Personalkrise in der Justiz: 2.000 Staatsanwälte fehlen – wer stoppt den Kollaps?
Mia StollPersonalkrise in der Justiz: 2.000 Staatsanwälte fehlen – wer stoppt den Kollaps?
Deutschlands Staatsanwaltschaften stecken in einer schweren Personalkrise – bundesweit fehlen Schätzungen zufolge rund 2.000 Staatsanwälte und Staatsanwältinnen. Politiker aus mehreren Parteien drängen nun auf dringende Reformen, um das Problem zu lösen und die Justiz effizienter zu gestalten.

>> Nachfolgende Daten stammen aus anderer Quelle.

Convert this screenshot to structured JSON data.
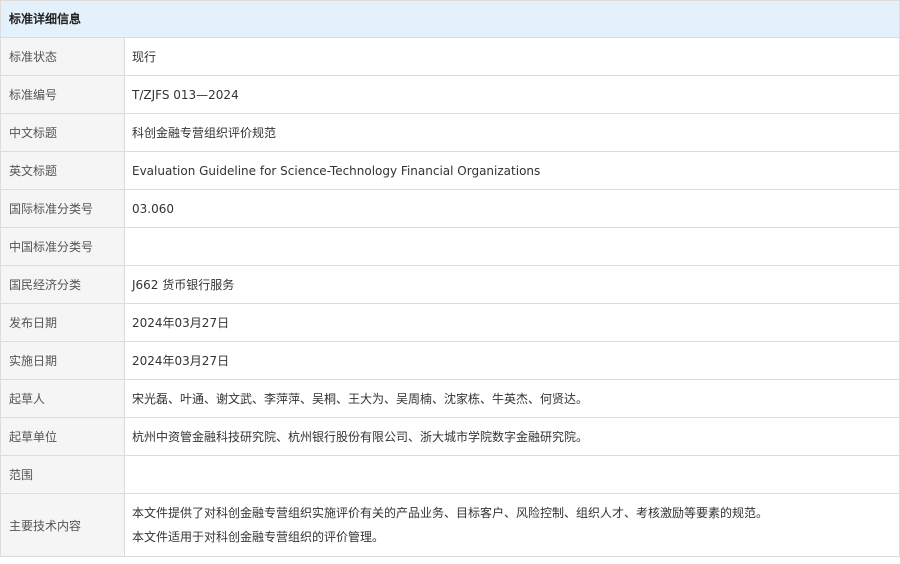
{
  "panel": {
    "title": "标准详细信息"
  },
  "rows": [
    {
      "label": "标准状态",
      "value": "现行"
    },
    {
      "label": "标准编号",
      "value": "T/ZJFS 013—2024"
    },
    {
      "label": "中文标题",
      "value": "科创金融专营组织评价规范"
    },
    {
      "label": "英文标题",
      "value": "Evaluation Guideline for Science-Technology Financial Organizations"
    },
    {
      "label": "国际标准分类号",
      "value": "03.060"
    },
    {
      "label": "中国标准分类号",
      "value": ""
    },
    {
      "label": "国民经济分类",
      "value": "J662 货币银行服务"
    },
    {
      "label": "发布日期",
      "value": "2024年03月27日"
    },
    {
      "label": "实施日期",
      "value": "2024年03月27日"
    },
    {
      "label": "起草人",
      "value": "宋光磊、叶通、谢文武、李萍萍、吴桐、王大为、吴周楠、沈家栋、牛英杰、何贤达。"
    },
    {
      "label": "起草单位",
      "value": "杭州中资管金融科技研究院、杭州银行股份有限公司、浙大城市学院数字金融研究院。"
    },
    {
      "label": "范围",
      "value": ""
    }
  ],
  "main_content": {
    "label": "主要技术内容",
    "line1": "本文件提供了对科创金融专营组织实施评价有关的产品业务、目标客户、风险控制、组织人才、考核激励等要素的规范。",
    "line2": "本文件适用于对科创金融专营组织的评价管理。"
  }
}
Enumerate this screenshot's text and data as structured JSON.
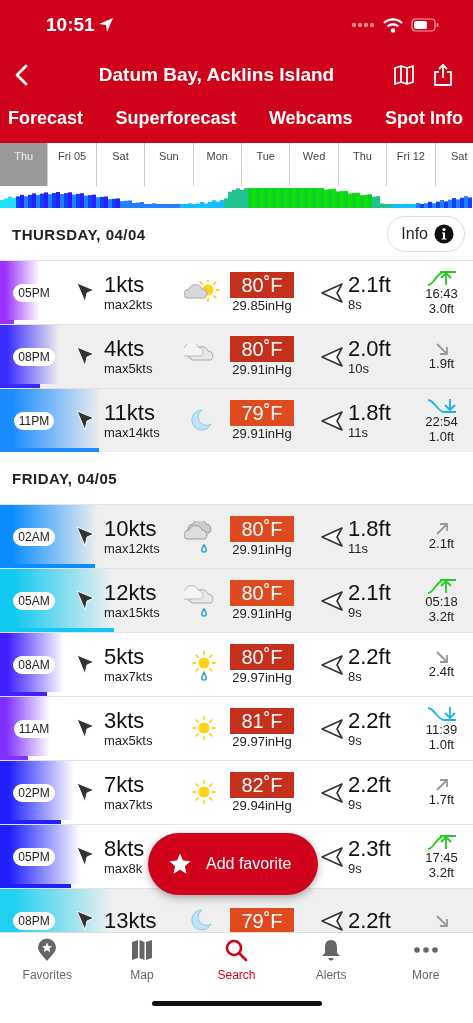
{
  "status_bar": {
    "time": "10:51"
  },
  "header": {
    "title": "Datum Bay, Acklins Island"
  },
  "tabs": [
    {
      "label": "Forecast"
    },
    {
      "label": "Superforecast"
    },
    {
      "label": "Webcams"
    },
    {
      "label": "Spot Info"
    }
  ],
  "day_strip": [
    {
      "label": "Thu",
      "selected": true
    },
    {
      "label": "Fri 05",
      "selected": false
    },
    {
      "label": "Sat",
      "selected": false
    },
    {
      "label": "Sun",
      "selected": false
    },
    {
      "label": "Mon",
      "selected": false
    },
    {
      "label": "Tue",
      "selected": false
    },
    {
      "label": "Wed",
      "selected": false
    },
    {
      "label": "Thu",
      "selected": false
    },
    {
      "label": "Fri 12",
      "selected": false
    },
    {
      "label": "Sat",
      "selected": false
    }
  ],
  "info_button": {
    "label": "Info"
  },
  "days": [
    {
      "title": "THURSDAY, 04/04",
      "rows": [
        {
          "time": "05PM",
          "night": false,
          "wind": "1kts",
          "gust": "max2kts",
          "color": "#9b30ff",
          "level": 0.03,
          "weather": {
            "kind": "partly-sunny",
            "rain": false
          },
          "temp": {
            "text": "80˚F",
            "color": "#c4301c"
          },
          "pressure": "29.85inHg",
          "swell": "2.1ft",
          "period": "8s",
          "tide": {
            "kind": "high",
            "time": "16:43",
            "height": "3.0ft"
          }
        },
        {
          "time": "08PM",
          "night": true,
          "wind": "4kts",
          "gust": "max5kts",
          "color": "#3a2cff",
          "level": 0.085,
          "weather": {
            "kind": "night-cloudy",
            "rain": false
          },
          "temp": {
            "text": "80˚F",
            "color": "#c4301c"
          },
          "pressure": "29.91inHg",
          "swell": "2.0ft",
          "period": "10s",
          "tide": {
            "kind": "falling",
            "height": "1.9ft"
          }
        },
        {
          "time": "11PM",
          "night": true,
          "wind": "11kts",
          "gust": "max14kts",
          "color": "#1a8cff",
          "level": 0.21,
          "weather": {
            "kind": "moon",
            "rain": false
          },
          "temp": {
            "text": "79˚F",
            "color": "#e04a1f"
          },
          "pressure": "29.91inHg",
          "swell": "1.8ft",
          "period": "11s",
          "tide": {
            "kind": "low",
            "time": "22:54",
            "height": "1.0ft"
          }
        }
      ]
    },
    {
      "title": "FRIDAY, 04/05",
      "rows": [
        {
          "time": "02AM",
          "night": true,
          "wind": "10kts",
          "gust": "max12kts",
          "color": "#0a8cff",
          "level": 0.2,
          "weather": {
            "kind": "cloudy",
            "rain": true
          },
          "temp": {
            "text": "80˚F",
            "color": "#de4a1f"
          },
          "pressure": "29.91inHg",
          "swell": "1.8ft",
          "period": "11s",
          "tide": {
            "kind": "rising",
            "height": "2.1ft"
          }
        },
        {
          "time": "05AM",
          "night": true,
          "wind": "12kts",
          "gust": "max15kts",
          "color": "#10c8f0",
          "level": 0.24,
          "weather": {
            "kind": "night-cloudy",
            "rain": true
          },
          "temp": {
            "text": "80˚F",
            "color": "#de4a1f"
          },
          "pressure": "29.91inHg",
          "swell": "2.1ft",
          "period": "9s",
          "tide": {
            "kind": "high",
            "time": "05:18",
            "height": "3.2ft"
          }
        },
        {
          "time": "08AM",
          "night": false,
          "wind": "5kts",
          "gust": "max7kts",
          "color": "#4020ff",
          "level": 0.1,
          "weather": {
            "kind": "sun",
            "rain": true
          },
          "temp": {
            "text": "80˚F",
            "color": "#c4301c"
          },
          "pressure": "29.97inHg",
          "swell": "2.2ft",
          "period": "8s",
          "tide": {
            "kind": "falling",
            "height": "2.4ft"
          }
        },
        {
          "time": "11AM",
          "night": false,
          "wind": "3kts",
          "gust": "max5kts",
          "color": "#8030ff",
          "level": 0.06,
          "weather": {
            "kind": "sun",
            "rain": false
          },
          "temp": {
            "text": "81˚F",
            "color": "#c4301c"
          },
          "pressure": "29.97inHg",
          "swell": "2.2ft",
          "period": "9s",
          "tide": {
            "kind": "low",
            "time": "11:39",
            "height": "1.0ft"
          }
        },
        {
          "time": "02PM",
          "night": false,
          "wind": "7kts",
          "gust": "max7kts",
          "color": "#2020ff",
          "level": 0.13,
          "weather": {
            "kind": "sun",
            "rain": false
          },
          "temp": {
            "text": "82˚F",
            "color": "#c4301c"
          },
          "pressure": "29.94inHg",
          "swell": "2.2ft",
          "period": "9s",
          "tide": {
            "kind": "rising",
            "height": "1.7ft"
          }
        },
        {
          "time": "05PM",
          "night": false,
          "wind": "8kts",
          "gust": "max8k",
          "color": "#2020ff",
          "level": 0.15,
          "swell": "2.3ft",
          "period": "9s",
          "tide": {
            "kind": "high",
            "time": "17:45",
            "height": "3.2ft"
          }
        },
        {
          "time": "08PM",
          "night": true,
          "wind": "13kts",
          "color": "#20d0f0",
          "weather": {
            "kind": "moon",
            "rain": false
          },
          "temp": {
            "text": "79˚F",
            "color": "#e04a1f"
          },
          "swell": "2.2ft",
          "tide": {
            "kind": "falling"
          }
        }
      ]
    }
  ],
  "fab": {
    "label": "Add favorite"
  },
  "bottom_nav": [
    {
      "label": "Favorites",
      "selected": false
    },
    {
      "label": "Map",
      "selected": false
    },
    {
      "label": "Search",
      "selected": true
    },
    {
      "label": "Alerts",
      "selected": false
    },
    {
      "label": "More",
      "selected": false
    }
  ]
}
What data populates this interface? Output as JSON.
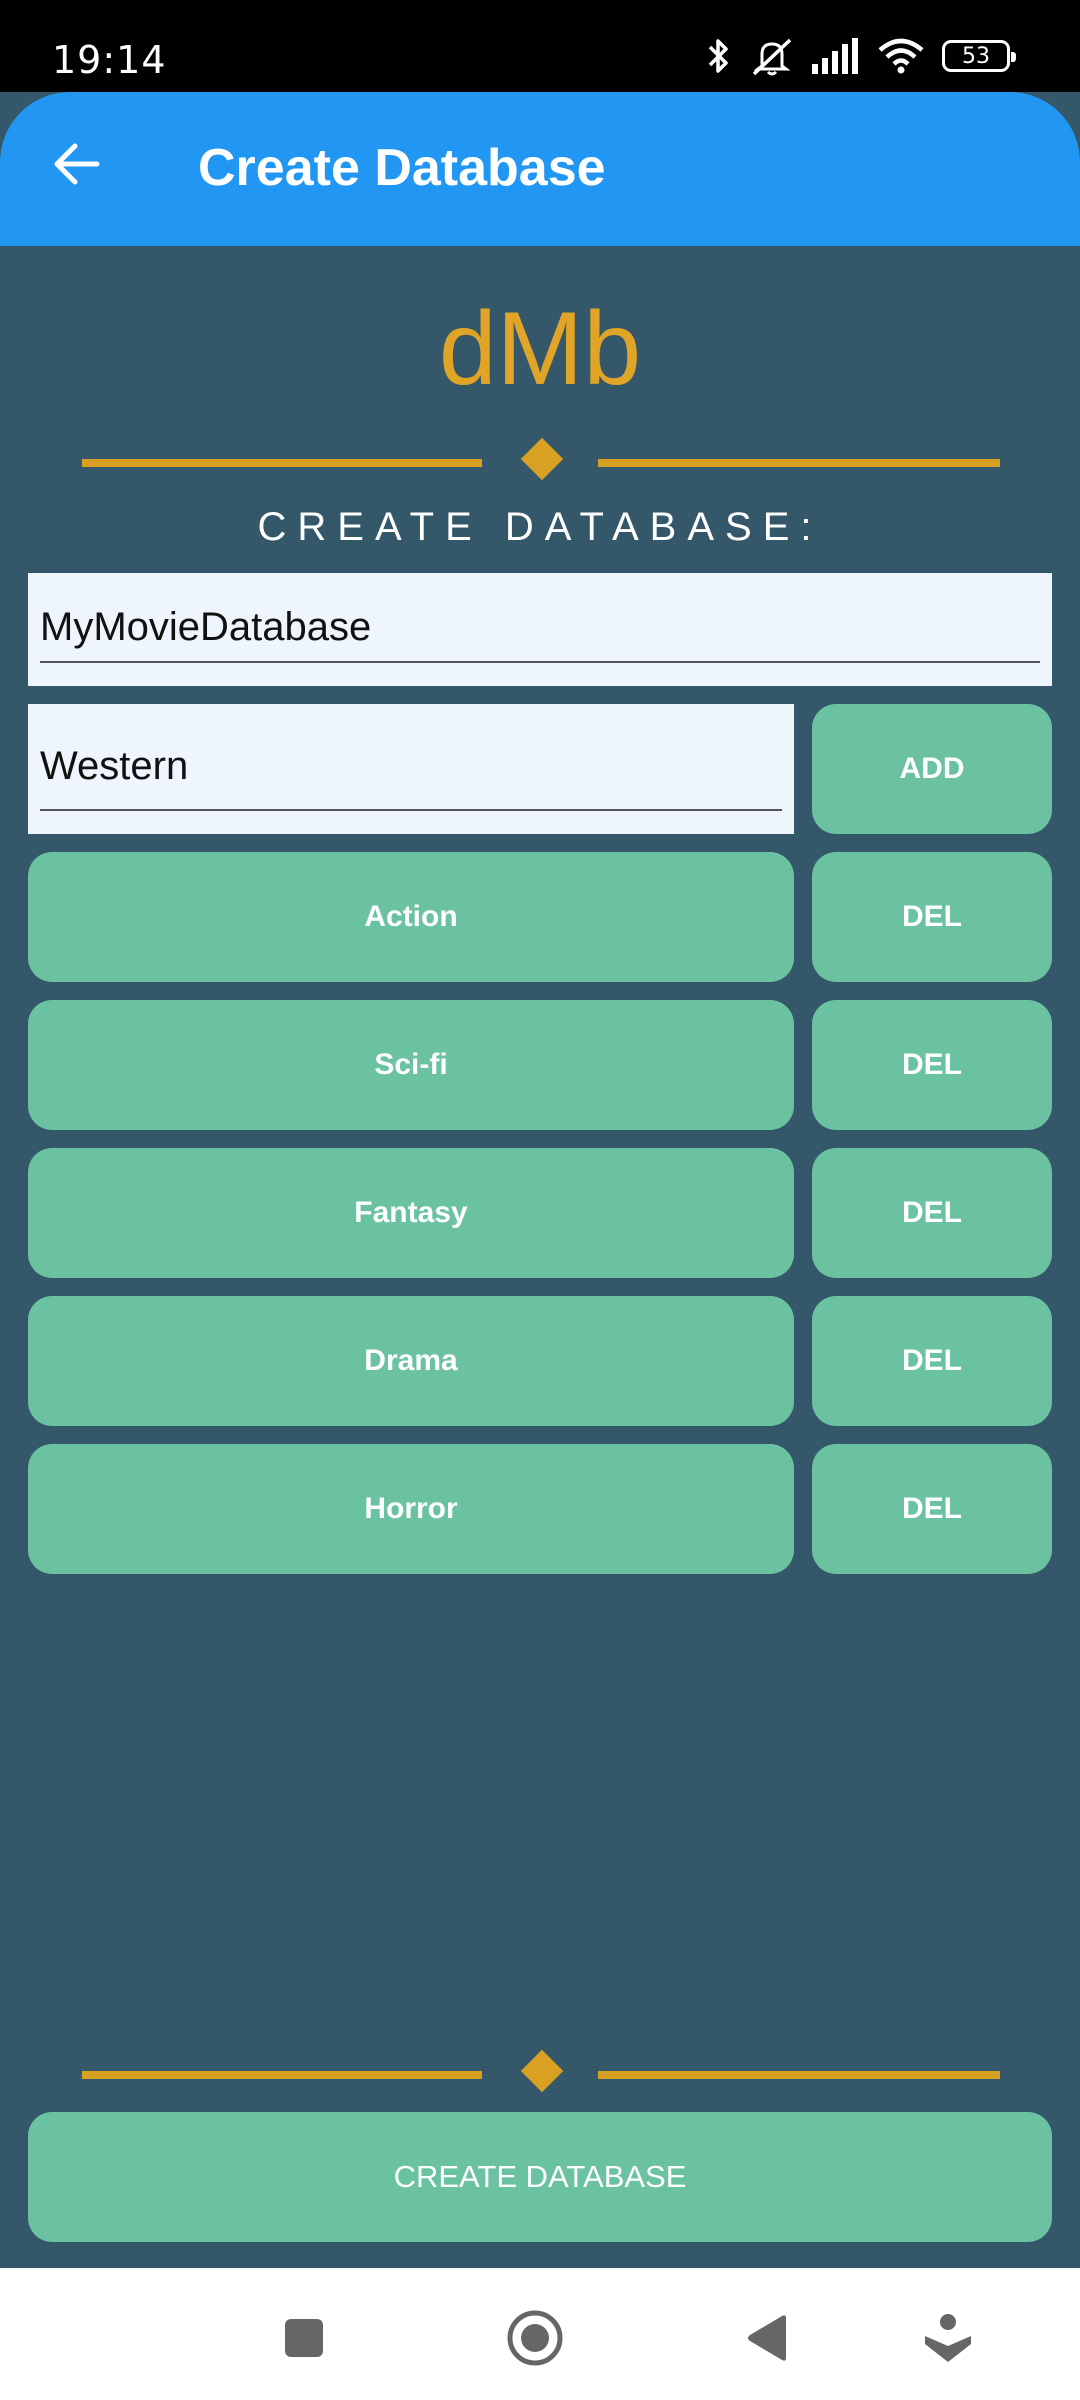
{
  "status_bar": {
    "time": "19:14",
    "battery": "53",
    "icons": [
      "bluetooth-icon",
      "mute-icon",
      "signal-icon",
      "wifi-icon",
      "battery-icon"
    ]
  },
  "app_bar": {
    "title": "Create Database",
    "back_icon": "arrow-left-icon",
    "color": "#2196F3"
  },
  "logo": "dMb",
  "section_title": "CREATE DATABASE:",
  "database_name_input": {
    "value": "MyMovieDatabase"
  },
  "genre_input": {
    "value": "Western"
  },
  "add_button": "ADD",
  "genres": [
    {
      "label": "Action",
      "delete_label": "DEL"
    },
    {
      "label": "Sci-fi",
      "delete_label": "DEL"
    },
    {
      "label": "Fantasy",
      "delete_label": "DEL"
    },
    {
      "label": "Drama",
      "delete_label": "DEL"
    },
    {
      "label": "Horror",
      "delete_label": "DEL"
    }
  ],
  "create_button": "CREATE DATABASE",
  "nav_bar": {
    "icons": [
      "recents-square-icon",
      "home-circle-icon",
      "back-triangle-icon",
      "accessibility-icon"
    ]
  },
  "colors": {
    "background": "#345769",
    "accent_gold": "#E0A526",
    "button_green": "#6BC2A1",
    "input_background": "#EEF5FD"
  }
}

Die Regierungsfraktionen von CDU/CSU und SPD haben Bundes- und Landesbehörden aufgefordert, den wachsenden Stau bei den Ermittlungsverfahren abzubauen. Günter Krings, stellvertretender Vorsitzender der CDU/CSU-Bundestagsfraktion, betonte, dass mehr Staatsanwälte, Richter und Gerichtspersonal nötig seien, um die Funktionsfähigkeit des Rechtssystems zu gewährleisten. Gleichzeitig forderte Lena Gumnior von den Grünen Justizministerin Eva Hubig auf, konkrete Maßnahmen zur Verringerung der Verzögerungen zu ergreifen.
Carmen Wegge, rechtspolitische Sprecherin der SPD, unterstrich, dass der geplante „Pakt für den Rechtsstaat“ entweder alle Bundesländer einbeziehen müsse – oder gar keins –, um Chancengleichheit zu wahren und die Demokratie zu stärken. Der Pakt sieht unter anderem Personalaufstockungen, digitale Modernisierungen und eine grundlegende Reform des Verfahrensrechts vor, um Prozesse zu beschleunigen. Hessens Ministerpräsident Boris Rhein (CDU) kritisierte jedoch solche Bund-Länder-Vereinbarungen und argumentierte, dass die Länder ihre Personalplanung in der Justiz selbst regeln sollten.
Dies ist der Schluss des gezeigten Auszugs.